Under FOIA, certain information submitted to the IRS by an individual applying for a preparer tax identification number (PTIN) must be disclosed by the IRS under FOIA, and the individual cannot opt out of the disclosure.
FOIA Awareness for PTIN Holders
The PTIN holder information subject to public disclosure includes:
- Business name
- Business website address
- Business phone number
- Business mailing address – Either a physical address or a P.O. Box is acceptable as a business address.
- Email address – Any valid email address that you check regularly for PTIN communications is acceptable.
- Professional credentials
Updating your contact information
To maintain the privacy of your personal information, PTIN holders can update contact information.
Legitimate IRS emails regarding PTIN issues are sent from two email addresses: firstname.lastname@example.org and TaxPro_PTIN@irs.gov. The IRS is aware of malicious emails attempting to spoof these email addresses. Pay careful attention to whether an email is actually from one of these addresses. If you feel that you have received a suspicious phishing email, follow the directions found here.
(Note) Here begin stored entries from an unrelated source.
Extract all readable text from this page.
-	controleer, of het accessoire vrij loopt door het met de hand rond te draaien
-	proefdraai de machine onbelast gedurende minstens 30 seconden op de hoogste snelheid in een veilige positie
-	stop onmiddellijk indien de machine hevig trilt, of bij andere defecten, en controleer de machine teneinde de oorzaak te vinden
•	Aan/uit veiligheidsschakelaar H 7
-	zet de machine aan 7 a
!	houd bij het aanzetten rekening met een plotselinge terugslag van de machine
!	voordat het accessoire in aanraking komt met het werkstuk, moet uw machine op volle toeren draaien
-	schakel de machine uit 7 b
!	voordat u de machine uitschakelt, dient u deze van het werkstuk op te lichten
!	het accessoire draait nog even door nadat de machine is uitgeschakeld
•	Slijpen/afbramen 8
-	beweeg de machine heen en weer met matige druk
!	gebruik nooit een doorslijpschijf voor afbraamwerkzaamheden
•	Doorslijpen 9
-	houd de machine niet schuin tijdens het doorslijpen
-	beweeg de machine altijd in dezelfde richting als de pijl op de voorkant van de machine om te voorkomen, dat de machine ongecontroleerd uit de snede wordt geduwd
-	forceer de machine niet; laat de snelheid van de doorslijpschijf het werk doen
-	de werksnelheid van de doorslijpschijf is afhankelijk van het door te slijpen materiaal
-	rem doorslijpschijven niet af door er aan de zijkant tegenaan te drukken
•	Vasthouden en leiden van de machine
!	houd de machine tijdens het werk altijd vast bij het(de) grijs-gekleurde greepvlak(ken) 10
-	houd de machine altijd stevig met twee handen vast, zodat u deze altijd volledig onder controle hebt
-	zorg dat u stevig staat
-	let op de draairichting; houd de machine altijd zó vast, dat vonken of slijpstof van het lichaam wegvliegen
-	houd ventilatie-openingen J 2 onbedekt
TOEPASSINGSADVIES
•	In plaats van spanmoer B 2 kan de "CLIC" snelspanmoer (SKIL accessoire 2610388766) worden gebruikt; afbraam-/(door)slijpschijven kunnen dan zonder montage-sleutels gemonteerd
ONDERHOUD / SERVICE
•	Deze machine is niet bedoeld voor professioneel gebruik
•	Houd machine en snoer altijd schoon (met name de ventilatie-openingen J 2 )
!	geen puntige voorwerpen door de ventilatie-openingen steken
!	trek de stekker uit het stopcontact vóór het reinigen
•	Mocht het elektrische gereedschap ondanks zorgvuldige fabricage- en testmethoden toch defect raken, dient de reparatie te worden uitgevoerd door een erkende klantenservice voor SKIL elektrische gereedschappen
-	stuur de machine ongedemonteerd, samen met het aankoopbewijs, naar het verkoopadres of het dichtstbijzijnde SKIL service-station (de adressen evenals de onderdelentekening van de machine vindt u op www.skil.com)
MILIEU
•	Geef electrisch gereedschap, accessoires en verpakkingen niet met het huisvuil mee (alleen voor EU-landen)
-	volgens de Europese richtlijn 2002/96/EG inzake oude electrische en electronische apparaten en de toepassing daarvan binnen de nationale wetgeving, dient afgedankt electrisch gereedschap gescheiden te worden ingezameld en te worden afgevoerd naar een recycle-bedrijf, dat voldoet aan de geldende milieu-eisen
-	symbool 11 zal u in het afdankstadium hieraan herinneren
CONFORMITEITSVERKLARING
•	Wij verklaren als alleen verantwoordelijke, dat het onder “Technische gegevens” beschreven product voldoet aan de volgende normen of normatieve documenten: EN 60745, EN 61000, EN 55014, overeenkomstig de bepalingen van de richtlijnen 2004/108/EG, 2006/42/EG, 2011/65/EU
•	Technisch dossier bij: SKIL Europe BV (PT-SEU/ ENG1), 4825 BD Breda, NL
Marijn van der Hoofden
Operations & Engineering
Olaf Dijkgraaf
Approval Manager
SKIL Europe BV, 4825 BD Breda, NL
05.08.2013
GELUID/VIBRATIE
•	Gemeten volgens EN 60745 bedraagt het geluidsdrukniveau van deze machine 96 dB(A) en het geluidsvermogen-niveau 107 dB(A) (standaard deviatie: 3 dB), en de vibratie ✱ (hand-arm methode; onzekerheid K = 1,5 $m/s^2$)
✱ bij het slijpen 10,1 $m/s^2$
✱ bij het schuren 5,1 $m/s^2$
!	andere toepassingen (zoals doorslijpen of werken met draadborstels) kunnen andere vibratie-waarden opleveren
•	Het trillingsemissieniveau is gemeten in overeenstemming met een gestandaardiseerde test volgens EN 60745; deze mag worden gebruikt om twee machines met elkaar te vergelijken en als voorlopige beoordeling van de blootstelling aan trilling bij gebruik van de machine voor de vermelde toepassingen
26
If you receive email solicitations from other organizations and they are unwanted, the Federal Trade Commission, Bureau of Consumer Protection provides guidance on whether an email or other contact violates the CAN-SPAM Act of 2003 and how to report violations.
Additionally, exercise caution on websites without a .gov domain. Only sites with the .gov domain are official government websites.
PTIN application changes
To clearly distinguish between public and private information, the IRS changed the “Permanent Mailing Address” box on the PTIN application to “Personal Mailing Address”. This change clarified that the information is personal and exempt from public disclosure under FOIA rules.
Also, the IRS removed the prohibition on entering a post office box in the “Business Mailing Address” box on the PTIN application. PTIN holders may now enter a P.O. Box as their business mailing address.
If you used your Personal Mailing Address as your Business Mailing Address or used a street address when you preferred to provide a P.O Box as your Business Mailing Address, you may update your contact information. But note that your Business Mailing Address is not exempt from disclosure under FOIA rules and it will be released even if it is the same as your Personal Mailing Address.